German classical archaeologist

Hermann Winnefeld (4 September 1862, Überlingen - 30 April 1918, Berlin) was a German classical archaeologist.

He studied classics in Heidelberg and Bonn from 1881 to 1884, and subsequently became a research assistant at the Großherzogliche Vereinigte Sammlungen in Karlsruhe. In 1887 he received his doctorate from the University of Bonn with the thesis "Sortes Sangallenses ineditae". With a scholarship from the German Archaeological Institute, he conducted archaeological research in Italy and Greece from 1887 to 1889.

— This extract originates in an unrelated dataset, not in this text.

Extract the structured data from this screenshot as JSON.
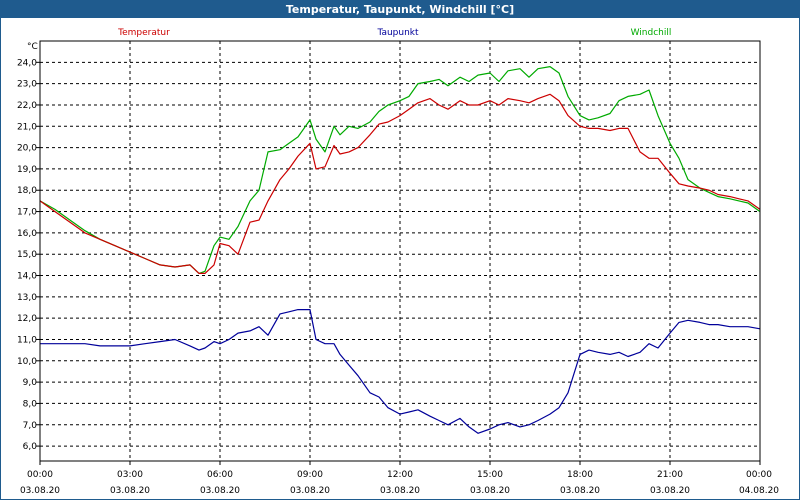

In 1890 he started work as an assistant at the Berlin Museum, and several years later became an associate professor at the University of Münster (1895). In 1896 he returned to Berlin as an assistant manager of museum sculpture collections, and during the following year, began teaching classes at the University of Berlin as a non-faculty lecturer. In 1906 he was appointed deputy director of the sculpture collections. His main works include a monograph on Hadrian's villa near Tivoli (1895) and a description of the Pergamon Altar frieze.

== Selected works ==
- Hypnos; ein archäologischer versuch, 1886.
- Beschreibung der Vasensammlung : Großherzogliche Vereinigte Sammlungen zu Karlsruhe, 1887 – Description of the collection of vases: United Grand Ducal collections in Karlsruhe.
- Die Villa des Hadrian bei Tivoli, 1895.
- Altgriechisches bronzebecken aus Leontini, 1899.
- Hellenistische silberreliefs im Antiquarium der Königlichen museen, 1908 – Hellenistic silver reliefs in the Antiquarium of the Royal Museum.
- Die Friese des groszen Altars, 1910.
- Architektonische Römische Tonreliefs der Kaiserzeit, 1911 (with Hermann von Rohden) – Roman architectural clay reliefs of the Imperial Period.